Según el médico en conductas adictivas Paco Pascual, colaborador de la revista, hay que distinguir dos situaciones: Las personas en proceso de rehabilitación y las personas que tienen una adicción en activo: “En el primer caso es importante saber que los profesionales que tratamos a estas personas desde equipos multidisciplinares, estamos dando soporte telefónico y facilitando los tratamientos farmacológicos para que no se queden sin él, tanto para el trastorno adictivo como para las posibles comorbilidades tanto psiquiátricas como orgánicas. Además, se les ofrece apoyo psicológico telefónico y disponibilidad para tender dudas o problemas que puedan surgir”.

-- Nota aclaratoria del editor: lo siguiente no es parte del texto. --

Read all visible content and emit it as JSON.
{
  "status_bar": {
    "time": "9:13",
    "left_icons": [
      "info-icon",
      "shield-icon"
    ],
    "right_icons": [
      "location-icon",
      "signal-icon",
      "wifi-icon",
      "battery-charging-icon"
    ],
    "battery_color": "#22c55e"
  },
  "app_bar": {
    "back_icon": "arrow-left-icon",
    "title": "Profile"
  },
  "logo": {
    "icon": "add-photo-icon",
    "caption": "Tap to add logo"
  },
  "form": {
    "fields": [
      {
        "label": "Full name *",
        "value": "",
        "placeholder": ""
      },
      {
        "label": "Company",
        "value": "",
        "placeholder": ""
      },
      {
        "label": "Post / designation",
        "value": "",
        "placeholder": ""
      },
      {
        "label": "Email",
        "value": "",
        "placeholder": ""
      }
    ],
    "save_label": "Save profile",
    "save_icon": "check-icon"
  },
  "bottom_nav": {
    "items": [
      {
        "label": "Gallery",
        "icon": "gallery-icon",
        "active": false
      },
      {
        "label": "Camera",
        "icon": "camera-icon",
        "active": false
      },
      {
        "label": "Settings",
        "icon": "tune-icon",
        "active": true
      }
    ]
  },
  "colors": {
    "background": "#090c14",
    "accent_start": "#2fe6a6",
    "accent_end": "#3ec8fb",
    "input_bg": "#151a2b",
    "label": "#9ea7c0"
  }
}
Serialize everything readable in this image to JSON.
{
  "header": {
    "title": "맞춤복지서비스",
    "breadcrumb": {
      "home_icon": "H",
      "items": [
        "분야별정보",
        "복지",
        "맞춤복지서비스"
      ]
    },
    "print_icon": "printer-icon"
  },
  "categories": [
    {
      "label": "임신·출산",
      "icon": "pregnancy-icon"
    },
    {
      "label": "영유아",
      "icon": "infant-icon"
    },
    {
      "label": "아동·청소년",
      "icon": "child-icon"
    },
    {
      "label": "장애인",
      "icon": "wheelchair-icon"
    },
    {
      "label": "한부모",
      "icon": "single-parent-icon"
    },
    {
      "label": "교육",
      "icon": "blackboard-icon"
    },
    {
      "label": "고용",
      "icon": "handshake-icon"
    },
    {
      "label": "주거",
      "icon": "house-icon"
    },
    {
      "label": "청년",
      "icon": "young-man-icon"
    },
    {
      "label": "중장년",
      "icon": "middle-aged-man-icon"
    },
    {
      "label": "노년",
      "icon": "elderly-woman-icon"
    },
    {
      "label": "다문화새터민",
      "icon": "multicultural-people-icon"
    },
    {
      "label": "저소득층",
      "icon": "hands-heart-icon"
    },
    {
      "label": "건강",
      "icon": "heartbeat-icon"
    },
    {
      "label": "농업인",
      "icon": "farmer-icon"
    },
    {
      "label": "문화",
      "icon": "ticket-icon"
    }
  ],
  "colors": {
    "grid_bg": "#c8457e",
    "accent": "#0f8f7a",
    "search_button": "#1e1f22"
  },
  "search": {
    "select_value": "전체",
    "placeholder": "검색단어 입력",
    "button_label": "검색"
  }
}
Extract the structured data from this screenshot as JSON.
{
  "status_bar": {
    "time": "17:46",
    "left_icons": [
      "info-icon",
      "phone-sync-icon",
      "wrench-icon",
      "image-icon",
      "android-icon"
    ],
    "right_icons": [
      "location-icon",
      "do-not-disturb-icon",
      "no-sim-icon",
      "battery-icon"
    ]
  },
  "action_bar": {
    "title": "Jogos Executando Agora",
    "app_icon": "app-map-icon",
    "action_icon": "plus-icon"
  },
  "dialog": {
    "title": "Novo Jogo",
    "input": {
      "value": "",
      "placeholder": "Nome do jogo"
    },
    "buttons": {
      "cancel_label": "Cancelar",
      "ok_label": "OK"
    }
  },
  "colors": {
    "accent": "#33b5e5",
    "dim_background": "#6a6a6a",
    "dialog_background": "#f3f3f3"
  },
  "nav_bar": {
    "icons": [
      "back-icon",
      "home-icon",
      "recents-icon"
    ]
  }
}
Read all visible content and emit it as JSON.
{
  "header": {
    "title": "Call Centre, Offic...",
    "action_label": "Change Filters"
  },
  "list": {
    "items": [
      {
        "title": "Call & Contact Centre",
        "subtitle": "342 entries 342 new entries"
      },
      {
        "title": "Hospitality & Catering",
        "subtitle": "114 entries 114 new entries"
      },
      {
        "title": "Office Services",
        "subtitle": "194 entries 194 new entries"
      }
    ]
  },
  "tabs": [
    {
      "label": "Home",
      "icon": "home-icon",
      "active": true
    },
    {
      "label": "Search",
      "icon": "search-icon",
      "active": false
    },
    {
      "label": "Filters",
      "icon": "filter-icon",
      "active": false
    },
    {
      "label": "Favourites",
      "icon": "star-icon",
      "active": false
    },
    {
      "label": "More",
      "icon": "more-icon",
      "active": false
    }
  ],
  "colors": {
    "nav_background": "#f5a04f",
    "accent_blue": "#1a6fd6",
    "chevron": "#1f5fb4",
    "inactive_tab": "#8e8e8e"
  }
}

La situación es más complicada para las personas que tienen una adicción y no están en rehabilitación. “Estas pueden sufrir un síndrome de abstinencia físico o psíquico o ambos, dependiendo del tipo de sustancia. El más grave de todos es el producido por el alcohol ya que puede llevar a sufrir un delirium tremens (con alucinaciones y fuerte agitación psicomotriz), con mal pronóstico si no es tratado. Otro cuadro molesto, pero en cambio menos grave es el síndrome de abstinencia a opiáceos, bien sea heroína u opiáceos de prescripción cuando se hace un abuso de ellos. Menos grave o molesto será la abstinencia a cannabis o a cocaína, aunque en estos casos va primar la ansiedad, irritabilidad, insomnio. Etc… frente a los dos primeros que tienen una connotación más de tipo físico. Nos preocupa pues en un momento de no salir de casa, la falta de sustancia puede provocare estos cuadros y aconsejamos que estén en tratamiento o no, se pongan en contacto con un profesional que les pueda decir que tomar en cada caso y al mismo tiempo aprovechar la cuarentena para dejar de consumir. Un caso especial y muy grave puede ser el de los consumidores habituales y excesivos de bebidas alcohólicas, que pueden ser o no conscientes del problema que representa el consumo abusivo de alcohol. En estos casos, puede que al quedarse en casa si no disponen de bebidas alcohólicas, debuten con un cuadro con ansiedad, sudoración, insomnio, temblores, agitación, algún ataque epiléptico, todo ello a resultas del abandono brusco de la sustancia. Aconsejamos que en estos casos contacten con su médico y que en todo caso hagan un descenso paulatino del consumo, pues estos cuadros clínicos suelen aparecer a los tres o cuatro días de abstinencia. Hay tratamiento para prevenir o disminuir la gravedad del cuadro, pero por favor que pregunten a personal sanitario”.